# Secrets Of The Mathematical Ninja: Adjusting using errors.

Your average ninja (if there is such a thing) doesn’t need to do the swirly-sword manoeuvre. If he wanted, he could just run you through and you’d be dead before you even noticed he was there. But that’s rather rude and unsophisticated, the kind of thing a pirate might do. The true ninja is always striving to be a little bit more intimidating, a little bit more on the ball.

So it is with the mathematical ninja.
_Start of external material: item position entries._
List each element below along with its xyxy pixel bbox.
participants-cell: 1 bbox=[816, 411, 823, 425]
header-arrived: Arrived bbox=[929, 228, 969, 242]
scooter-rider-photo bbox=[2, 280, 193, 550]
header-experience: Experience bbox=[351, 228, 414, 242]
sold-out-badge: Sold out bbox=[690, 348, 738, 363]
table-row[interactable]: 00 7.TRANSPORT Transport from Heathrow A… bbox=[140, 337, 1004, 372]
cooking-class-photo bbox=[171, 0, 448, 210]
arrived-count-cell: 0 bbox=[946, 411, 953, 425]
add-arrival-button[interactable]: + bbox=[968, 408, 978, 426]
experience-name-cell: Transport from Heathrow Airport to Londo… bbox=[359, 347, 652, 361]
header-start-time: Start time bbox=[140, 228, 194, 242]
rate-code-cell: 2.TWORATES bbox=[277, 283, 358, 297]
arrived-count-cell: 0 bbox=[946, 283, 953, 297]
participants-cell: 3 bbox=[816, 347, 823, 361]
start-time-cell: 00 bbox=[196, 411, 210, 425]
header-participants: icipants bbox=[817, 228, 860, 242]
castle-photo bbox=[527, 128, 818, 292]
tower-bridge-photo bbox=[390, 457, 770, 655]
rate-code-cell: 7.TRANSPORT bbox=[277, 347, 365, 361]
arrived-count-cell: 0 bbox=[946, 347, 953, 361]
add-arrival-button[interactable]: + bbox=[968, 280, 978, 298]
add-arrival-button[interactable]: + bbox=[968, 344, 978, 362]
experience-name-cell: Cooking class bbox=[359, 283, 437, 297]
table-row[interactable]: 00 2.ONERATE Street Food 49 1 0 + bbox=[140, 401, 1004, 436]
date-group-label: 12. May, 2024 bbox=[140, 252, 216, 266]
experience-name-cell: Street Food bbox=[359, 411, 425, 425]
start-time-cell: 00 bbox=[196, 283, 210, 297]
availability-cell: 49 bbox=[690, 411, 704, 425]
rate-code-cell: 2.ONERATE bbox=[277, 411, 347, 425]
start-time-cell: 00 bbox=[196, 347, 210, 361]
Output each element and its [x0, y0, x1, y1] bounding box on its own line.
You don’t need to adjust your answers to account for errors in your estimate, but wouldn’t you rather say “About 19.6” rather than “About 20”?
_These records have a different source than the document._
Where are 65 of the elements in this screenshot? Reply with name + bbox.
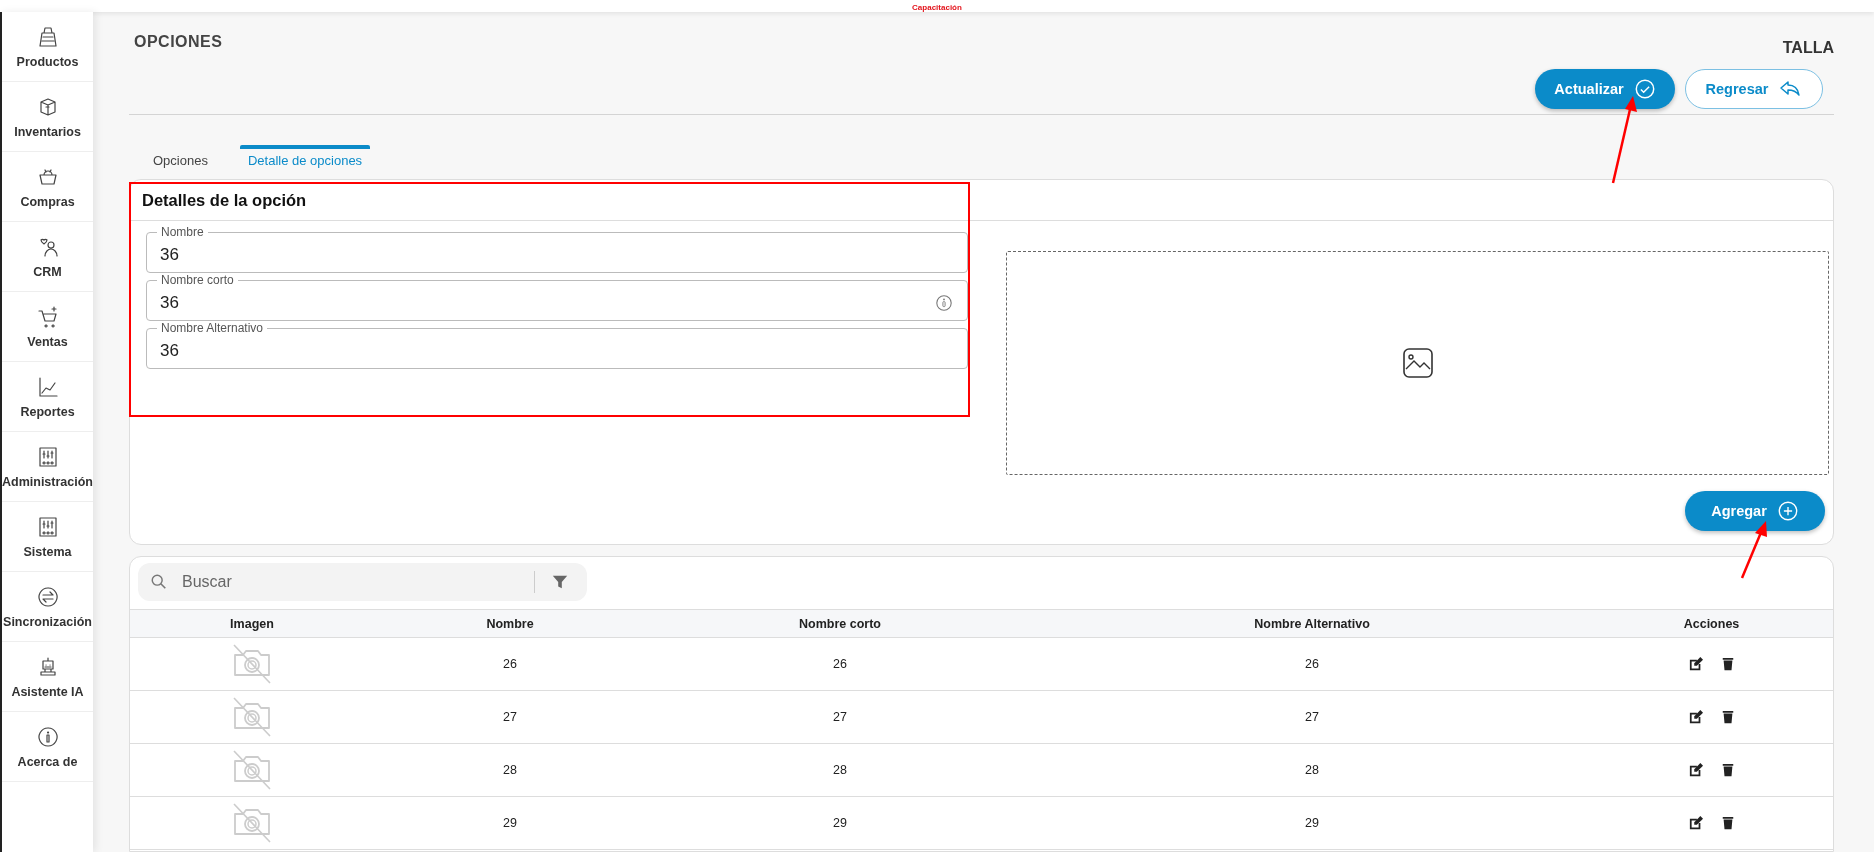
tab[interactable]: Opciones [145,145,216,170]
check-icon [1633,78,1656,100]
info-icon[interactable] [935,294,953,312]
delete-icon[interactable] [1720,710,1735,724]
sidebar-item[interactable]: Sistema [2,502,93,572]
delete-icon[interactable] [1720,763,1735,777]
menu-icon [35,584,60,609]
column-header: Acciones [1682,616,1741,631]
table-cell: 29 [503,816,517,830]
field-value-input[interactable]: 36 [147,293,935,313]
column-header: Imagen [229,616,275,631]
no-photo-icon [231,643,273,685]
menu-icon [35,724,60,749]
table-cell: 27 [1305,710,1319,724]
table-cell: 29 [1305,816,1319,830]
text-field[interactable]: Nombre corto 36 [146,273,968,321]
edit-icon[interactable] [1688,763,1703,777]
table-cell: 26 [1305,657,1319,671]
column-header: Nombre corto [798,616,882,631]
field-value-input[interactable]: 36 [147,341,967,361]
entity-title: TALLA [1782,39,1834,57]
no-photo-icon [231,749,273,791]
sidebar-item[interactable]: Compras [2,152,93,222]
edit-icon[interactable] [1688,657,1703,671]
table-cell: 28 [833,763,847,777]
sidebar-item[interactable]: Acerca de [2,712,93,782]
column-header: Nombre [485,616,535,631]
search-bar[interactable]: Buscar [138,563,587,601]
text-field[interactable]: Nombre Alternativo 36 [146,321,968,369]
plus-circle-icon [1776,500,1799,522]
add-button[interactable]: Agregar [1685,491,1825,531]
table-cell: 26 [503,657,517,671]
edit-icon[interactable] [1688,816,1703,830]
sidebar-item[interactable]: Administración [2,432,93,502]
edit-icon[interactable] [1688,710,1703,724]
sidebar-item[interactable]: CRM [2,222,93,292]
back-button[interactable]: Regresar [1685,69,1823,109]
sidebar-item[interactable]: Asistente IA [2,642,93,712]
table-cell: 26 [833,657,847,671]
sidebar-item[interactable]: Inventarios [2,82,93,152]
table-cell: 28 [503,763,517,777]
no-photo-icon [231,696,273,738]
delete-icon[interactable] [1720,657,1735,671]
table-cell: 29 [833,816,847,830]
text-field[interactable]: Nombre 36 [146,225,968,273]
sidebar-item[interactable]: Reportes [2,362,93,432]
field-value-input[interactable]: 36 [147,245,967,265]
search-icon [150,573,168,591]
column-header: Nombre Alternativo [1253,616,1371,631]
app-name-label: Capacitación [912,3,962,12]
sidebar-item[interactable]: Sincronización [2,572,93,642]
page-title: OPCIONES [134,33,223,50]
filter-icon[interactable] [551,573,569,591]
delete-icon[interactable] [1720,816,1735,830]
sidebar-item[interactable]: Productos [2,12,93,82]
search-input[interactable]: Buscar [180,572,522,592]
table-cell: 27 [833,710,847,724]
sidebar-item[interactable]: Ventas [2,292,93,362]
tab[interactable]: Detalle de opciones [239,145,371,170]
update-button[interactable]: Actualizar [1535,69,1675,109]
table-cell: 27 [503,710,517,724]
image-icon [1401,347,1434,379]
no-photo-icon [231,802,273,844]
table-cell: 28 [1305,763,1319,777]
card-title: Detalles de la opción [142,190,307,210]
This technique only works when you’re calculating a power, a root, a multiplication or a division sum - and when the error is fairly small.

Here’s what you do:

- If you’re multiplying two numbers together,
*add*their errors. - If you’re dividing one number by another,
*take away*the bottom error from the top. - If you’re taking a power of a number,
*multiply*the error by the power. - If you’re taking a root of a number,
*divide*the error by the root (e.g., if you’re taking a cube root, divide the error by 3)
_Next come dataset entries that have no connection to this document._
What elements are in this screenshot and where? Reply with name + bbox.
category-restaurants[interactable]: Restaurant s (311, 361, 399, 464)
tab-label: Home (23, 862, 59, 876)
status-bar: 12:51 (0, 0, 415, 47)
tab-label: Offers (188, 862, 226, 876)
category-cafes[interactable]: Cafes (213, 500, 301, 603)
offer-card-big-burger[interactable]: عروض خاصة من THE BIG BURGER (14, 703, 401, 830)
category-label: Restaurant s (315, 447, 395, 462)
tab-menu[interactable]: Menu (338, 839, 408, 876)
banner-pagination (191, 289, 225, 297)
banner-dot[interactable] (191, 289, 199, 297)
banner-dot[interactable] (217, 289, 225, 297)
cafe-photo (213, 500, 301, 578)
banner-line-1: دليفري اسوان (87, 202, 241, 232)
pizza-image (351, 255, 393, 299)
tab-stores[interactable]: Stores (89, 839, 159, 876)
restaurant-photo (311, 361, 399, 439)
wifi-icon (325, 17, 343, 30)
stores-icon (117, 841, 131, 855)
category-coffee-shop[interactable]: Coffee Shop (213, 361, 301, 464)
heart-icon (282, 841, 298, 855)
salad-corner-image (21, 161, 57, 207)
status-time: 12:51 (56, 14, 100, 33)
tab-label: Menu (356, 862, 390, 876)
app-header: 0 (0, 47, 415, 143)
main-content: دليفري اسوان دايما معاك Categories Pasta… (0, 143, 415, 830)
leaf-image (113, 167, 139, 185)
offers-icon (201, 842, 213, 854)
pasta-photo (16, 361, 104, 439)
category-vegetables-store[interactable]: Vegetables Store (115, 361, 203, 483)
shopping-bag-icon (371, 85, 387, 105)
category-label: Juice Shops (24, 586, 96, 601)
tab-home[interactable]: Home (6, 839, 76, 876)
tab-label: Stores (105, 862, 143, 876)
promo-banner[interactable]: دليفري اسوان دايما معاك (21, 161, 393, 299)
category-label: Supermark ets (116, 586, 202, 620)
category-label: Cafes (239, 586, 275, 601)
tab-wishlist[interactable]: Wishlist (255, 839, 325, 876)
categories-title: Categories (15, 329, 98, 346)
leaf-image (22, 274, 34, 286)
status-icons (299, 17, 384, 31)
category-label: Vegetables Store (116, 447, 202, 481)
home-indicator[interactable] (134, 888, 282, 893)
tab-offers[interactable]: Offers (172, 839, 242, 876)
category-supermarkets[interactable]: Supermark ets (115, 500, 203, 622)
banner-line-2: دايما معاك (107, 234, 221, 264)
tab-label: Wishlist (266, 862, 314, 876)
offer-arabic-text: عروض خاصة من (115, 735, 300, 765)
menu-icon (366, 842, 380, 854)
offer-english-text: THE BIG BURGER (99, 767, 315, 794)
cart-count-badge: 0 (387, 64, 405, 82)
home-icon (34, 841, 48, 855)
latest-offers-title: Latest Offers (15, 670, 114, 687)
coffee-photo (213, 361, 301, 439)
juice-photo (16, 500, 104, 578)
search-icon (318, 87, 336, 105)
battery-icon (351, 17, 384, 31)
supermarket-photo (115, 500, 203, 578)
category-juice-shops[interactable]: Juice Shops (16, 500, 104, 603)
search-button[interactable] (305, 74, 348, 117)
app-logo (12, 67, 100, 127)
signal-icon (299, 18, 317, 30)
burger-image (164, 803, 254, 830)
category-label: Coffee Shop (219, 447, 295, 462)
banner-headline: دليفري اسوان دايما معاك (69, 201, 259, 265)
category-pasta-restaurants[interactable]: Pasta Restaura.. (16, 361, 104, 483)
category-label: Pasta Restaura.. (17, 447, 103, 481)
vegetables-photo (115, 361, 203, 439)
(If those laws look suspiciously like the rules for working with powers… well, see if you can figure out why!)

Once you’ve worked out this new error, it’s all plain sailing: you work out the sum using your rough answers and then correct by the combined error at the end!

So, for instance, to work out $\frac{g}{\sqrt{2}}$, you’d work out $10 \div \frac{10}{7}$, which is 7. The errors are (-2%) on top and (-1%) underneath, and you take them away, making (-1%) - so the answer is 1% less than 7, or 6.93. (It’s 6.9296).

If you wanted to work out $\left(\frac{g}{\sqrt{2}}\right)^3$, it would simply be seven cubed less 3%. That’s 343 less 3%, which is about 10 - or 333. The actual answer is 332.76.